本文主要为笔者学习kaggle实战项目“Daily sea ice exten data”时心得笔记,项目主要利用NSIDC提供的每日海冰面积(sea ice extent)数据进行数据分析,学习源代码为Mathew Savage:visualisation of sea-ice data,仅供交流参考。
- kaggle实战之海冰面积序列数据的分析(1):库的载入
- kaggle实战之海冰面积序列数据的分析(2):数据预处理
- kaggle实战之海冰面积序列数据的分析(3):时间序列分析
3 时间序列分析
3.1 海冰的逐日变化
因为数据直接为每日数据,因此无需进行数据处理。通过想x-y折线图表现出逐日变化。
- 主体figure
plt.figure
plt.plot
通过plt.figure(figsize=(9,3))
指定纸张大小,将两副图叠加绘制
plt.figure(figsize=(9,3))
plt.plot(north.index,north['Extent'],label="North Hemisphere")

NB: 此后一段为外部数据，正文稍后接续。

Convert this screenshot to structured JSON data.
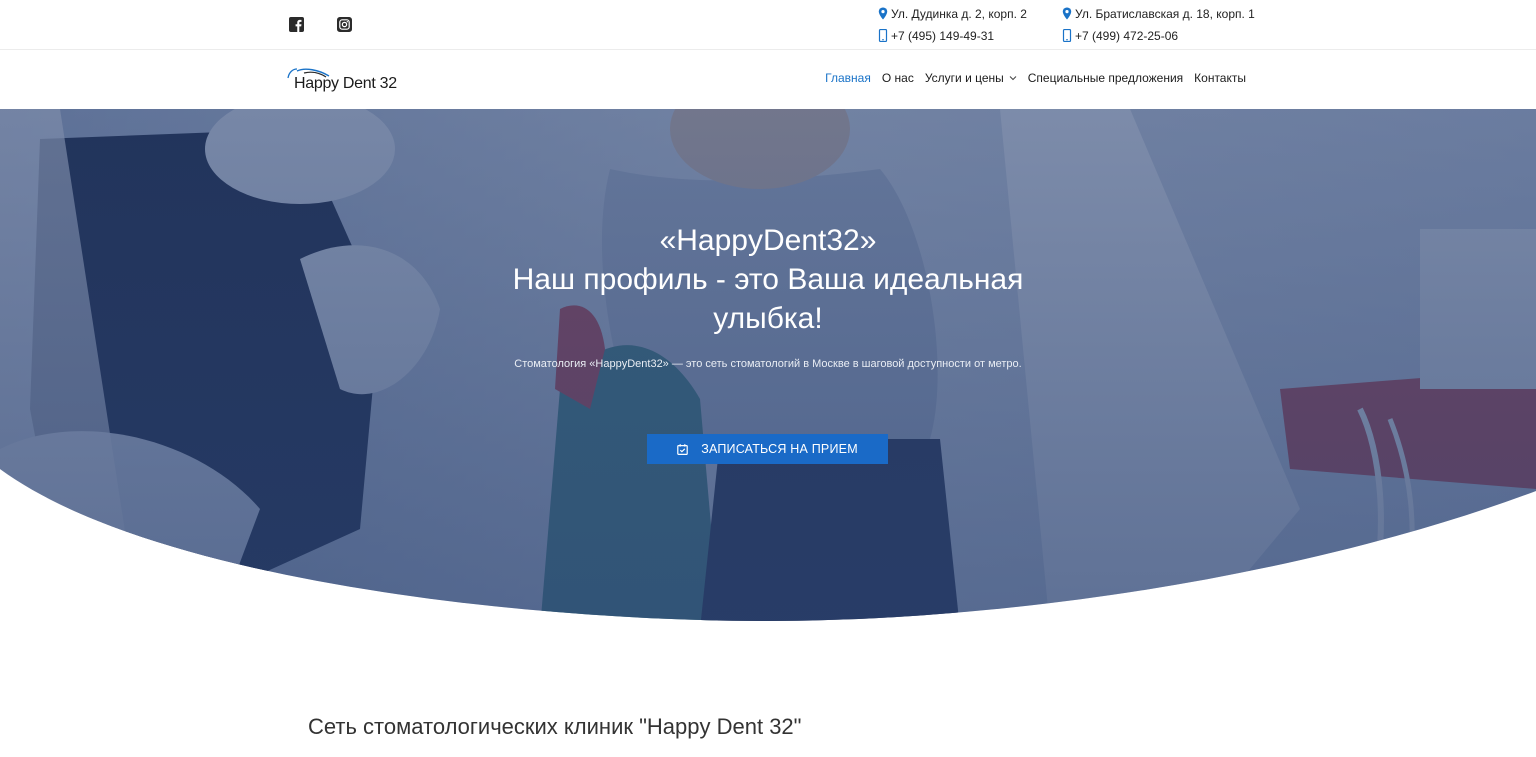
{
  "topbar": {
    "social": [
      {
        "name": "facebook-icon"
      },
      {
        "name": "instagram-icon"
      }
    ],
    "locations": [
      {
        "address": "Ул. Дудинка д. 2, корп. 2",
        "phone": "+7 (495) 149-49-31"
      },
      {
        "address": "Ул. Братиславская д. 18, корп. 1",
        "phone": "+7 (499) 472-25-06"
      }
    ]
  },
  "header": {
    "logo_text": "Happy Dent 32",
    "nav": [
      {
        "label": "Главная",
        "active": true
      },
      {
        "label": "О нас"
      },
      {
        "label": "Услуги и цены",
        "has_dropdown": true
      },
      {
        "label": "Специальные предложения"
      },
      {
        "label": "Контакты"
      }
    ]
  },
  "hero": {
    "title_line1": "«HappyDent32»",
    "title_line2": "Наш профиль - это Ваша идеальная улыбка!",
    "description": "Стоматология «HappyDent32» — это сеть стоматологий в Москве в шаговой доступности от метро.",
    "button_label": "ЗАПИСАТЬСЯ НА ПРИЕМ"
  },
  "intro": {
    "title": "Сеть стоматологических клиник \"Happy Dent 32\""
  },
  "colors": {
    "accent": "#1a73c8",
    "button": "#1a6ac7",
    "hero_overlay": "#2c4473",
    "text": "#222222"
  }
}
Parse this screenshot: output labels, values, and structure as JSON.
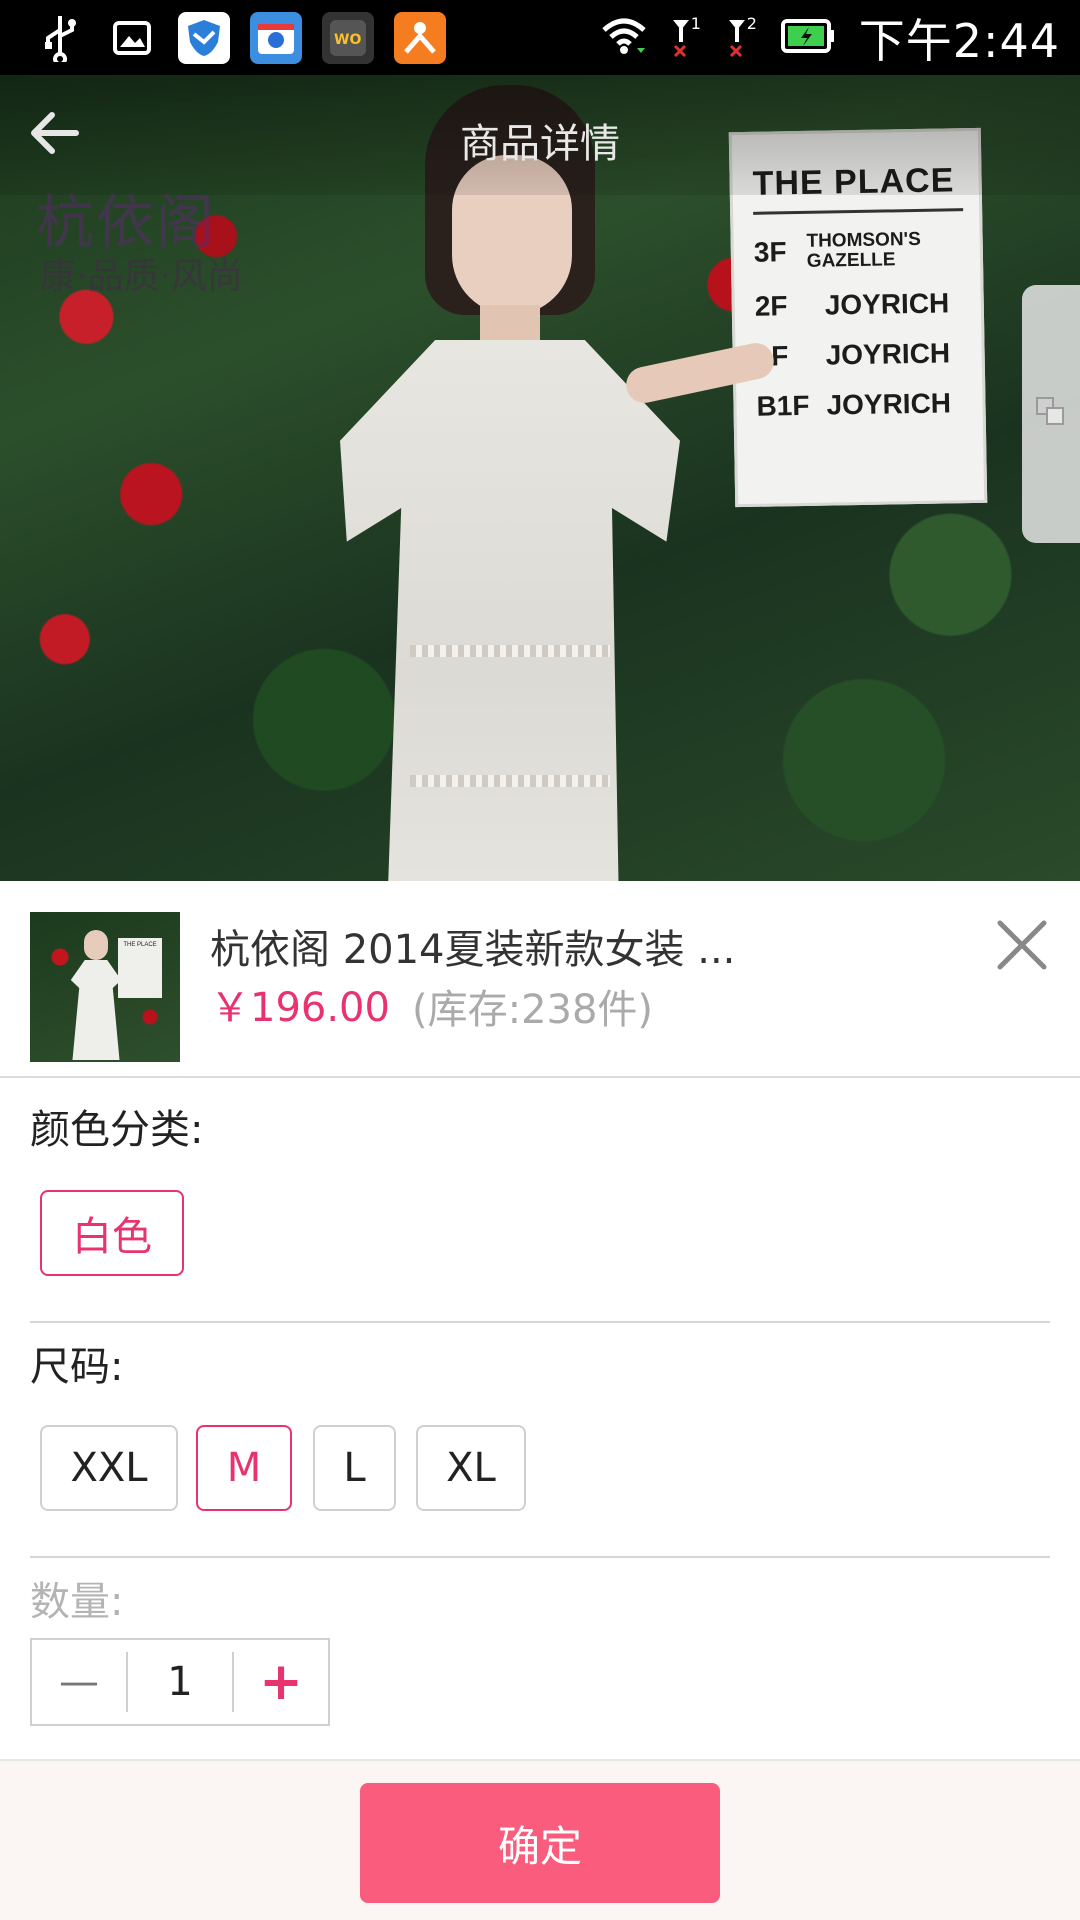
{
  "status_bar": {
    "time": "下午2:44",
    "icons": [
      "usb-icon",
      "gallery-icon",
      "security-shield-icon",
      "baidu-app-icon",
      "wostore-app-icon",
      "dianping-app-icon",
      "wifi-icon",
      "signal-1-icon",
      "signal-2-icon",
      "battery-charging-icon"
    ],
    "sim1_label": "1",
    "sim2_label": "2"
  },
  "header": {
    "title": "商品详情",
    "back_icon": "back-arrow-icon",
    "side_tab_icon": "copy-icon"
  },
  "hero": {
    "logo_text": "杭依阁",
    "logo_subtext": "康·品质·风尚",
    "sign": {
      "title": "THE PLACE",
      "rows": [
        {
          "floor": "3F",
          "name": "THOMSON'S GAZELLE"
        },
        {
          "floor": "2F",
          "name": "JOYRICH"
        },
        {
          "floor": "1F",
          "name": "JOYRICH"
        },
        {
          "floor": "B1F",
          "name": "JOYRICH"
        }
      ]
    }
  },
  "product": {
    "title": "杭依阁 2014夏装新款女装 ...",
    "price": "￥196.00",
    "stock": "(库存:238件)",
    "thumb_sign_text": "THE PLACE"
  },
  "color_section": {
    "label": "颜色分类:",
    "options": [
      {
        "label": "白色",
        "selected": true
      }
    ]
  },
  "size_section": {
    "label": "尺码:",
    "options": [
      {
        "label": "XXL",
        "selected": false
      },
      {
        "label": "M",
        "selected": true
      },
      {
        "label": "L",
        "selected": false
      },
      {
        "label": "XL",
        "selected": false
      }
    ]
  },
  "quantity_section": {
    "label": "数量:",
    "value": "1",
    "decrement": "—",
    "increment": "+"
  },
  "footer": {
    "confirm_label": "确定"
  },
  "colors": {
    "accent_pink": "#e8336e",
    "confirm_bg": "#f95c7d",
    "muted_text": "#aaaaaa"
  }
}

plt.plot(south.index,south['Extent'],label="South Hemisphere")
- 图例legend
plt.legend
#add plot legend and titles
plt.legend(bbox_to_anchor=(0.,-.363,1.,.102),loc=3,ncol=2,mode="expand",borderaxespad=0)
bbox_to_anchor=(0.,-.363,1.,.102)
指定锚点 (x,y,width,height)一般只用x,y
loc=3
表示图标位于左下,也可以使用·loc=“lower left·”
这里可以省略
ncol=2
表示图标有几列,这里是两列
mode=expand
{"expand", None}水平填充满坐标区域摆放
borderaxespad=0
边界与坐标轴之间的距离
- 标题和x/y轴标签 title&label
plt.title
plt.xlabel
plt.ylabel
plt.ylabel("Sea ice exten(10^6 sq km)")
plt.xlabel('Data')
plt.title('Daily sea ice exten')
3.2 海冰的逐年变化
3.2.1 时间序列的resample
重采样指将时间序列从一个频率转换到另外一个频率,包括downsampling(高频到低频)和upsampling(低频到高频)
resample的相关参数:
- freq='12m','5min','Second(15)' 采样频率
- how='mean','sum','max',‘min’,'fist','last','median' 采样方式(‘ohlc’金融计算开盘收盘最高最低的采样方式)
- axis=0 采样的轴
- closed=‘right’,'left' 即时间哪一段是包含的
- label=‘right’,‘left’ 时间哪一段是标记的9:30-9:35 默认right即为9:35标记
- loffset=None/‘-1s’ 用于聚合标签调早1秒
- kind=None 聚合到时期‘period’或‘timestamp’,默认聚集到时间序列的索引类型
- fill_method ffile或者bfill
- limit=none 填充期数
需要对数据求月平均,这里使用了north.resample
即panda对象的resample方法来进行重采样
例子
各区间哪边是闭合的?如何标记哪个?
降采样 -聚合 close、label
ts.resample('5min',how='sum')
groupby采样:
ts.groupby(lambda x:x.month).mean()
ts.groupby(lambda x:x.weekday).mean()
升采样:插值!fill_method limit
df_daily=frame.resample('D',fill_method='ffill')
3.2.2 对海冰序列进行降频处理
由‘D’转为‘12M’采样,采样方式为求平均
#resample raw data into annual averages
northyear=north.resample('12M',how='mean')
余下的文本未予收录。